October 28, 2012 | John Allan Peschong

Sacramento is broken — it doesn’t work for average Californians such as those of us on the Central Coast. The system is set up to benefit the big special interests that spend millions electing their hand-picked candidates, and then millions more on lobbyists and gifts to get special favors. Government unions get lavish pension deals and big companies get tax breaks that should be going to help small businesses.

In November, Proposition 32 may be the most heavily fought initiative on the ballot — even more than the governor’s tax increase. The reason for this is simple. Proposition 32 seeks to take power from the hands of union bosses, corporate executives and special interest lobbyists and put it back in the hands of taxpayers, smallbusiness owners and California families.

There are no exemptions and no loopholes. Proposition 32 cuts the money ties between special interests and Sacramento politicians by:

1. Prohibiting corporations and unions from making direct contributions to candidates.

2. Prohibiting government contractors from contributing money to government officials who award them contracts, eliminating “pay to play” situations.

3. Prohibiting unions and corporations from automatically deducting money from their members’ or employees’ paychecks for political purposes, thereby making all contributions voluntary.

Opponents of Proposition 32 are outspending their rivals at a rate of 4 to 1. Led by government unions and hedge fund managers, the special interests will do anything to protect the status quo that benefits them.

Currently, some corporate employees, as well as all union members, have money automatically withdrawn from their paychecks. This money can be used to support causes and candidates that the actual employees and members may not support.

Unions force members to go through a tedious process every year to opt-out of automatic paycheck deductions in hopes they won’t go through the hassle. Proposition 32 would ban automatic paycheck deduction for corporations and unions and require them to get permission from their members and employees to use their money for political purposes.

Proposition 32 does not limit the voices of teachers and firefighters as opponents’ ads claim — it gives them a choice in how their money is spent.

The opponents of Proposition 32 have run a blatantly false and misleading campaign to put fear and confusion into the minds of voters and their union members.
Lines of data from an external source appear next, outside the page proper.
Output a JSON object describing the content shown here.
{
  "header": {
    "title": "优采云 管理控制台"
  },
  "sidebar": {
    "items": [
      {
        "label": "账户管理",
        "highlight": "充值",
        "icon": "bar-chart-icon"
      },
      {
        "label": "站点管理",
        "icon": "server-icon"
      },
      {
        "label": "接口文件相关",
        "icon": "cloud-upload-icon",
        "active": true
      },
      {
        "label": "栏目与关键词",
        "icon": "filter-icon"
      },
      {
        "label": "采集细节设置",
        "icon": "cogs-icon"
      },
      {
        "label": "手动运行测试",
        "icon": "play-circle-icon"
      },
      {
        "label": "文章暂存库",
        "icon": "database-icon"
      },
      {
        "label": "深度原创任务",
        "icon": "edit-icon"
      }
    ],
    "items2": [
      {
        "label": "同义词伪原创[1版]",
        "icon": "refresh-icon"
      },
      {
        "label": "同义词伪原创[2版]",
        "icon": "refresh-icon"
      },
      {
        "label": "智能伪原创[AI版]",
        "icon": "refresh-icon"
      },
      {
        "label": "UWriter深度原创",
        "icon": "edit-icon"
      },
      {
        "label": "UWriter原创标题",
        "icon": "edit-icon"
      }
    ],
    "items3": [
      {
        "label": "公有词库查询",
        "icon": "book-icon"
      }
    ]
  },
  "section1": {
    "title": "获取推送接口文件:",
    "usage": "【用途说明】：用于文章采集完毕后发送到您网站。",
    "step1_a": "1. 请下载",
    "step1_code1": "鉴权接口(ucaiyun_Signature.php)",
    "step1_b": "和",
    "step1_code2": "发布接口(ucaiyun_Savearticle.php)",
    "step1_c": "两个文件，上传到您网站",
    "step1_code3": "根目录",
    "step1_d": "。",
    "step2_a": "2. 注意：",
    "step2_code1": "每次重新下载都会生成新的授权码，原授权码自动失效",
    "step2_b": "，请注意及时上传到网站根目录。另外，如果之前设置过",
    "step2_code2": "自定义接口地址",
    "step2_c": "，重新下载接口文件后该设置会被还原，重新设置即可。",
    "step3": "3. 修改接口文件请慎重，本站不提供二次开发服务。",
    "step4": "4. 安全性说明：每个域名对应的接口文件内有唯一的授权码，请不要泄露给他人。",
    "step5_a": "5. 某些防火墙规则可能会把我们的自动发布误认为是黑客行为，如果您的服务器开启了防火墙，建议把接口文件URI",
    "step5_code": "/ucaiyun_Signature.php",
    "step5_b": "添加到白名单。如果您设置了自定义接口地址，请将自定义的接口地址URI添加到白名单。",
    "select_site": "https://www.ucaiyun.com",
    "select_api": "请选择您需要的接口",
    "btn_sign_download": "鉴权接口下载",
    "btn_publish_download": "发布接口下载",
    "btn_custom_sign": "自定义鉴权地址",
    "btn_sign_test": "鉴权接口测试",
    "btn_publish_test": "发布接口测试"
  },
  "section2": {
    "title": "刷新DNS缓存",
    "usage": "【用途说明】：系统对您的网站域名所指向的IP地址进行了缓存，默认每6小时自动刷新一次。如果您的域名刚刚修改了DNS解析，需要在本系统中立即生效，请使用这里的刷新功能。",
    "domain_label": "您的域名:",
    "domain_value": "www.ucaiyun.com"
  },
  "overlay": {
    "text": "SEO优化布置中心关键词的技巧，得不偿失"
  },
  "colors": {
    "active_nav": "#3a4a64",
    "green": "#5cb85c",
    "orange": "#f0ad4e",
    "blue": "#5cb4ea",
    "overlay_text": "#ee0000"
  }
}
They claim that big businesses have written exemptions for themselves in the initiative. Read the measure for yourself, and you will see that there are no exemptions.

Opponents argue that Proposition 32 does nothing to curb the money spent by super PACs in the state. That is true, but here is the reason why — the Supreme Court decided that super PACs and independent expenditures are constitutionally protected free speech and can’t be prohibited by the states.

It should also be noted that unions and any other group have an equal ability to create and use super PACs. This is not a tactic that is solely used by big business and it is not an exemption.

Retired California Supreme Court Justice John Arguelles said it best, “Proposition 32 ends corporate and union contributions to California politicians. Period. No exceptions. It goes as far as the U.S. Constitution allows to end special interest influence in state government. I urge you to vote yes on Proposition 32.”

Reformers on both sides of the political aisle are supporting Proposition 32. Democrats for Education Reform, a group lead by former Democratic state senator, teacher and union member Gloria Romero, wholeheartedly endorses Proposition 32. In an interview with The Sacramento Bee, Romero stated, “This isn’t about the unions becoming weaker. The members become stronger … Executive boards of the unions are scared of this. Rank-and-file members are not.”

Ending corporate and union contributions to candidates, “pay to play” tactics by government contractors and legislators, and coercive fundraising through automatic paycheck deductions is an important reform that California needs now.